Power Shift: A new report from Zillow found that buyers are gaining negotiating leverage in some of the most high-priced housing markets. See Also: Mortgage rates have continued their downward momentum in early march.
Coming Wave: A handful of massive IPOs of companies based in San Francisco will result in thousands of overnight millionaires with tons of cash to buy homes in an already-tight and astronomically expensive market. As a result some sellers are holding homes off of the market waiting for the deluge of cash.
Proceed with Caution: Builders are pre-selling an increasingly higher percentage of homes, showing little appetite for building on spec and little confidence that demand will stay strong if interest rates go back up.

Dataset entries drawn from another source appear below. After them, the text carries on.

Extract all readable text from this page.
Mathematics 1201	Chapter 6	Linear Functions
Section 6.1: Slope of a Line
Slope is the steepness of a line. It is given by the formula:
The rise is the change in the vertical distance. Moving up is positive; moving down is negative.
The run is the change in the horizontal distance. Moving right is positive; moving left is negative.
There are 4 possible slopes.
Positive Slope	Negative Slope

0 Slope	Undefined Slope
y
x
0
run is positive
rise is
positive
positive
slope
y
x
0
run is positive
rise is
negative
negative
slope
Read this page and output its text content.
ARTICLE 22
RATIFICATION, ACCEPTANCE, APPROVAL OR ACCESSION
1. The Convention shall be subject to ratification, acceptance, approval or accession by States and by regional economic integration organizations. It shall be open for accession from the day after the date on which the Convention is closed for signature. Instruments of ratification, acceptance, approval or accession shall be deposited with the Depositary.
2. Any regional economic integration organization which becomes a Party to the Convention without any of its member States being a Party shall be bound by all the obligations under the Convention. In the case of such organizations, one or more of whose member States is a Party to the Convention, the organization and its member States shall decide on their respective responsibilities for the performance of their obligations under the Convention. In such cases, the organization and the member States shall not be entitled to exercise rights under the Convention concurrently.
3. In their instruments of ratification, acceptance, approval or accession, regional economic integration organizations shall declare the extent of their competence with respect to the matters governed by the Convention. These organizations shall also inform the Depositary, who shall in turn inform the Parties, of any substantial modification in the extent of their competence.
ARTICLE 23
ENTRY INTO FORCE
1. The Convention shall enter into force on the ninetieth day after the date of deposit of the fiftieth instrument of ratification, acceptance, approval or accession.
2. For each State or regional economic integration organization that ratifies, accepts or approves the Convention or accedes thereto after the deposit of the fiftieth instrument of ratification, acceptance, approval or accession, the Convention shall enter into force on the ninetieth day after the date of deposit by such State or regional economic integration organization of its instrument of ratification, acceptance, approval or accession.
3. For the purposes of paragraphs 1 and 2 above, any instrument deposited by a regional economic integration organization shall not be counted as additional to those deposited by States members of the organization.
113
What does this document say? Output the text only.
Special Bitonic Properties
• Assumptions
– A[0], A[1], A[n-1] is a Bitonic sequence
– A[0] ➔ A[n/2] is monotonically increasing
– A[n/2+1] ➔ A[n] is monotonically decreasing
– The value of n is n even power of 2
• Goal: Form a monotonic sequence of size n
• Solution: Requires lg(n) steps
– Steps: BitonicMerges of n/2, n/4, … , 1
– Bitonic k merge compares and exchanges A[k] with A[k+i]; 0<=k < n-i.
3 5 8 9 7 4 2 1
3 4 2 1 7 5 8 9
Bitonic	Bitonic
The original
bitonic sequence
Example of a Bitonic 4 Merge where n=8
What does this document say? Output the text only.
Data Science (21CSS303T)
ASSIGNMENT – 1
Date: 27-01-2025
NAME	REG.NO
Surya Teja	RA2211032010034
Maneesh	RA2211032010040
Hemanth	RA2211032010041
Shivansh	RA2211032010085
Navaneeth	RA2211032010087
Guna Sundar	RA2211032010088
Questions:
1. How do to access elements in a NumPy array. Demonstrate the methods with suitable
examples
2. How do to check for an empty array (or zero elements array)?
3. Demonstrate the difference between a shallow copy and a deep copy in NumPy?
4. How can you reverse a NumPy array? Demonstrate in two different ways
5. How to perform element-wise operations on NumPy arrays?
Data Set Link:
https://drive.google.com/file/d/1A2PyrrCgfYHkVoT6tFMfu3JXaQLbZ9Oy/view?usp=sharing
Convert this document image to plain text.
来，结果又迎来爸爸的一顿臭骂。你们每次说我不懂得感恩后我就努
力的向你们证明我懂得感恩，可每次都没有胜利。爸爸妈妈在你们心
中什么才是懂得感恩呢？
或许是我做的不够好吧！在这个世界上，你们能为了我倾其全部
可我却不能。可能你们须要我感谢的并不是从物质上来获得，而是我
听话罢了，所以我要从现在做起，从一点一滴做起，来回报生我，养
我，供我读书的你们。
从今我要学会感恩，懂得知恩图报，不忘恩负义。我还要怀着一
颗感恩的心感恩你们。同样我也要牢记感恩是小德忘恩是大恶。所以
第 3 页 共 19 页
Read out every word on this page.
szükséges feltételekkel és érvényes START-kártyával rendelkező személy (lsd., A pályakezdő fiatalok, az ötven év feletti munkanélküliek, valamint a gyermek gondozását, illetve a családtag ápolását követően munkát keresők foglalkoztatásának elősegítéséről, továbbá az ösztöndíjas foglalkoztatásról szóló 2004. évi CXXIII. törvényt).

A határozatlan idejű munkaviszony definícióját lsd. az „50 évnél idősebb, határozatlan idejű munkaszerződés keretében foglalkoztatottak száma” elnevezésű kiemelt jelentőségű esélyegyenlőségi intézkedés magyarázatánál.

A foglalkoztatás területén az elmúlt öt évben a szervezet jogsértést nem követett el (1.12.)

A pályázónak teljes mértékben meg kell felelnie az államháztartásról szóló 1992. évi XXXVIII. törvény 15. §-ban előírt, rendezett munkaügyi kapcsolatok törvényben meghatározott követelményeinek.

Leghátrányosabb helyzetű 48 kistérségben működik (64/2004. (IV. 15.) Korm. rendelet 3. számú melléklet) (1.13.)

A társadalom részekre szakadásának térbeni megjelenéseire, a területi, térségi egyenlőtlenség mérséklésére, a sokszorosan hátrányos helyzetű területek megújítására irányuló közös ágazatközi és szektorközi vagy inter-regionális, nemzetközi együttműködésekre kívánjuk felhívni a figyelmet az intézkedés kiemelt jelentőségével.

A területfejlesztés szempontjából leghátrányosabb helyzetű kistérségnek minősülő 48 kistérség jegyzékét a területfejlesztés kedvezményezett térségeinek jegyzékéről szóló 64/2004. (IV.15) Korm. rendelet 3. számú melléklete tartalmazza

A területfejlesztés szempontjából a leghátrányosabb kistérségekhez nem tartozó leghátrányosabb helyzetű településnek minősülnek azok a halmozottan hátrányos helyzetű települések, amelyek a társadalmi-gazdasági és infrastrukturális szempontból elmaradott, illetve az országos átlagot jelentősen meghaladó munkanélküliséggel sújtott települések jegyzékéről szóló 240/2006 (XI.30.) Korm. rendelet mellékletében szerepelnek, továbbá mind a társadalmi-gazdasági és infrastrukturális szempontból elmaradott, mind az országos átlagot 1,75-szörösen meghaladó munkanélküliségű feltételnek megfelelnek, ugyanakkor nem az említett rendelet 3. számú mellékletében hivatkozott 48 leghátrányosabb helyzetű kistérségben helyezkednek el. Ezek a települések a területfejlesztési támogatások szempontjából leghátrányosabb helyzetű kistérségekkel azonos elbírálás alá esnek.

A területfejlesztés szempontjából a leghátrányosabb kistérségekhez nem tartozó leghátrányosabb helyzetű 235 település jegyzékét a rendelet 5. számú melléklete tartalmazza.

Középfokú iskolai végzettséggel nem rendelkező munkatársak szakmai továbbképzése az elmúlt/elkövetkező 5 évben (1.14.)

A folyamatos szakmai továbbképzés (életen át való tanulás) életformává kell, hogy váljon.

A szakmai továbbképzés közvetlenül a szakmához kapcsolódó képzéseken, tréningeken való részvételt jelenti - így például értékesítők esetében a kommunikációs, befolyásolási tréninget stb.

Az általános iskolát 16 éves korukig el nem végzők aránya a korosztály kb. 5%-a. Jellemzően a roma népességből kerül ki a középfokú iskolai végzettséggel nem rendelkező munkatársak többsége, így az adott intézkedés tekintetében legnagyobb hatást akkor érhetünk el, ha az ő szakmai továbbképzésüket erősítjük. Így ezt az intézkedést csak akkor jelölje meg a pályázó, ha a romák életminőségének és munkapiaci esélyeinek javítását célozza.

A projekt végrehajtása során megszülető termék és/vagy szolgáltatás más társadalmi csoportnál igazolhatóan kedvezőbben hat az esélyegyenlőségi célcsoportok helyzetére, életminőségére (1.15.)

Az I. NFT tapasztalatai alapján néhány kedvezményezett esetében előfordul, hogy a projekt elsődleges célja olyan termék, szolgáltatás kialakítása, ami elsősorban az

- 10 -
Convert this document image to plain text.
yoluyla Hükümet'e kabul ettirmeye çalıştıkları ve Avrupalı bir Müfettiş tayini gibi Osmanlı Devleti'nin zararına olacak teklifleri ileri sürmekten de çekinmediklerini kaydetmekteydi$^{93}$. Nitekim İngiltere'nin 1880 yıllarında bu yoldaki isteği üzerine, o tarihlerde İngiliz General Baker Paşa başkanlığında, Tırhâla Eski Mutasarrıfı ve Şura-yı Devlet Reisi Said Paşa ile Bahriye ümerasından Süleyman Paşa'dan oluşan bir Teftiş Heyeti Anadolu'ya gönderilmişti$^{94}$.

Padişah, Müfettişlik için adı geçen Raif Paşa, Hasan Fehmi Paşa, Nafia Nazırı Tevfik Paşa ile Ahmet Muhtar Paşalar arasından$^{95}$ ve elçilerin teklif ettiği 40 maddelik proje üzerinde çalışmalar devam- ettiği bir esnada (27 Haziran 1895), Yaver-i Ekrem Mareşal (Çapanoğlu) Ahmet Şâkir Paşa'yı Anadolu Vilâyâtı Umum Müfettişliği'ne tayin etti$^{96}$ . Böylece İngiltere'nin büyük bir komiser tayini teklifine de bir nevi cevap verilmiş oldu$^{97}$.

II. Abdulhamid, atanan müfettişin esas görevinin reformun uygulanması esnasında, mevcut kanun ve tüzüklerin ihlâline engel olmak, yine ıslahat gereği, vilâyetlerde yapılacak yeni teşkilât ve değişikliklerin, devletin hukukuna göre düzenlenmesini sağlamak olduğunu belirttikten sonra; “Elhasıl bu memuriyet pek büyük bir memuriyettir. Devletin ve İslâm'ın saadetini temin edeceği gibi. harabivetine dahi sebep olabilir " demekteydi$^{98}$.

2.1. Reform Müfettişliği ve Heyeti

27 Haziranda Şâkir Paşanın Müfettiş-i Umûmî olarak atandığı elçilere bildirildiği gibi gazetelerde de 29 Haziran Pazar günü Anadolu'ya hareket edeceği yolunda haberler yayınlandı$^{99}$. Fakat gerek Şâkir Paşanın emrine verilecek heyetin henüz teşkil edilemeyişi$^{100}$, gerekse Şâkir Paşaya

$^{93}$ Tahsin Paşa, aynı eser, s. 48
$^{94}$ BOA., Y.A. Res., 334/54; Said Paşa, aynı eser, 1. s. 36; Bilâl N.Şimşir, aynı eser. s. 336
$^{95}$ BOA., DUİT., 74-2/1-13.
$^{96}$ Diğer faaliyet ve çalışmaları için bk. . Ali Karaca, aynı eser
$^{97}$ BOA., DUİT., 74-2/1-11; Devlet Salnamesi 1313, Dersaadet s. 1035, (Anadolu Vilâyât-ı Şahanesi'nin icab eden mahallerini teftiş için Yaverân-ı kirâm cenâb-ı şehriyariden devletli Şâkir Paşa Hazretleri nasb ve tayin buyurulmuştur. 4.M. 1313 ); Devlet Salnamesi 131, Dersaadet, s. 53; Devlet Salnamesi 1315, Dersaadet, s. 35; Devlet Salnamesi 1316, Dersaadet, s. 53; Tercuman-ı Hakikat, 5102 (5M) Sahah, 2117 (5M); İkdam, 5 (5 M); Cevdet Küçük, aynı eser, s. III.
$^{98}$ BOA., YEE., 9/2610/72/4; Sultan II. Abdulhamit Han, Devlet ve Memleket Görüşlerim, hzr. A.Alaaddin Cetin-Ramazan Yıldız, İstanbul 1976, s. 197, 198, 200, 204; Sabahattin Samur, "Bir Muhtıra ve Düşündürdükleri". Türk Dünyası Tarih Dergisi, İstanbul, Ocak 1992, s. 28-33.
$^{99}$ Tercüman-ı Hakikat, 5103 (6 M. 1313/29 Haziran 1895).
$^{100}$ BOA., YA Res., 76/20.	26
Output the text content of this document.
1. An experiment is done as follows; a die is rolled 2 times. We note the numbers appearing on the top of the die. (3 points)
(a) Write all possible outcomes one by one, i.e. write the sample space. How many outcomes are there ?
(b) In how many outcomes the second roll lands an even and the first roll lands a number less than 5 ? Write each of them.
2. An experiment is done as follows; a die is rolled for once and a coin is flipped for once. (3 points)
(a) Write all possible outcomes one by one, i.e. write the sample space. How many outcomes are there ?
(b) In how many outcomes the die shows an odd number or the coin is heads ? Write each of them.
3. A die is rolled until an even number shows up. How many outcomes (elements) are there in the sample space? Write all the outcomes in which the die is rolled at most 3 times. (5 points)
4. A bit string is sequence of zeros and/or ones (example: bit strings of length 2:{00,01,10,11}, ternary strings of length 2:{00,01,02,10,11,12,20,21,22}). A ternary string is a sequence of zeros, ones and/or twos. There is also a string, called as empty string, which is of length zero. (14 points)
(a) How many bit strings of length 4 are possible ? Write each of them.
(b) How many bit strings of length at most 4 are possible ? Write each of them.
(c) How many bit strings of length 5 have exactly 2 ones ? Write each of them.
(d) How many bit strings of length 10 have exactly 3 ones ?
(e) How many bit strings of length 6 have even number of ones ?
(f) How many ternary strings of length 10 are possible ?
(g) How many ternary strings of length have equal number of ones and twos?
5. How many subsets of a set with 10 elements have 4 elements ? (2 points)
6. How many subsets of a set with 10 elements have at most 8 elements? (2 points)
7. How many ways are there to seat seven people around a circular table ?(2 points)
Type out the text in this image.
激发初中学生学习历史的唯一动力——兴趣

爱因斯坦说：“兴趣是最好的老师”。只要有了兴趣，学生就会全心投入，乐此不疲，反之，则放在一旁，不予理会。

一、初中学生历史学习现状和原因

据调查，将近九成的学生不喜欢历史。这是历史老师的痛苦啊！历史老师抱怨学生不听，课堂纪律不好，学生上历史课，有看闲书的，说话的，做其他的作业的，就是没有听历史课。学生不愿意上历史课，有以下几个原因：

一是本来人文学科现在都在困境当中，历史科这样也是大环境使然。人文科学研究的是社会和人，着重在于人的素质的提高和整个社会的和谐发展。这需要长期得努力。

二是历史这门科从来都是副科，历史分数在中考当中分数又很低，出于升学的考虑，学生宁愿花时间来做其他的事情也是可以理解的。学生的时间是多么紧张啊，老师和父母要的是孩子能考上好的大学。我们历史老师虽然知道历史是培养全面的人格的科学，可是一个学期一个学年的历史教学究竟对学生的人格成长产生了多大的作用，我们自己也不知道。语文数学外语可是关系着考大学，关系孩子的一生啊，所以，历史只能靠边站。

Dual Meaning: This Wall Street Journal story about how pharma bro Martin Shkreli is running his former company via a contraband cell phone from behind bars includes the nugget that Shkreli goes by the nickname ‘Asshole’, which could mean more than one thing in prison.
Washed Away: Less than 1% of California currently falls under any kind of drought status, the lowest level since 2011. But See: Trillions of gallons of water from recent rains is flowing into the ocean because California’s storm and water storage infrastructure sucks.
All Eggs in One Basket: Amazon has abruptly stopped ordering from many of it’s suppliers, forcing them to partake in its marketplace instead and shoulder more risk. Reminder: if you own a business with only one client, that client owns you.
Chart of the Day
Household net worth took a dive last quarter, mostly due to the stock market slump. Will consumer spending follow?
Source: The Daily Shot
Irony: An animal rights group stormed a pig farm in order to raise awareness about animal cruelty and cuddle newborn pigs. However, they ended up killing two piglets because vegans. Now those two young lives are lost forever and will never become the bacon that they were born to be. Vegans are monsters.
Identity Crisis: A hipster tried to sue a magazine for using his image in an article about how all hipsters look alike only to find out that he wasn’t the hipster in the picture.
Gotta Hear Both Sides: A woman shot her boyfriend for snoring too loudly because Florida.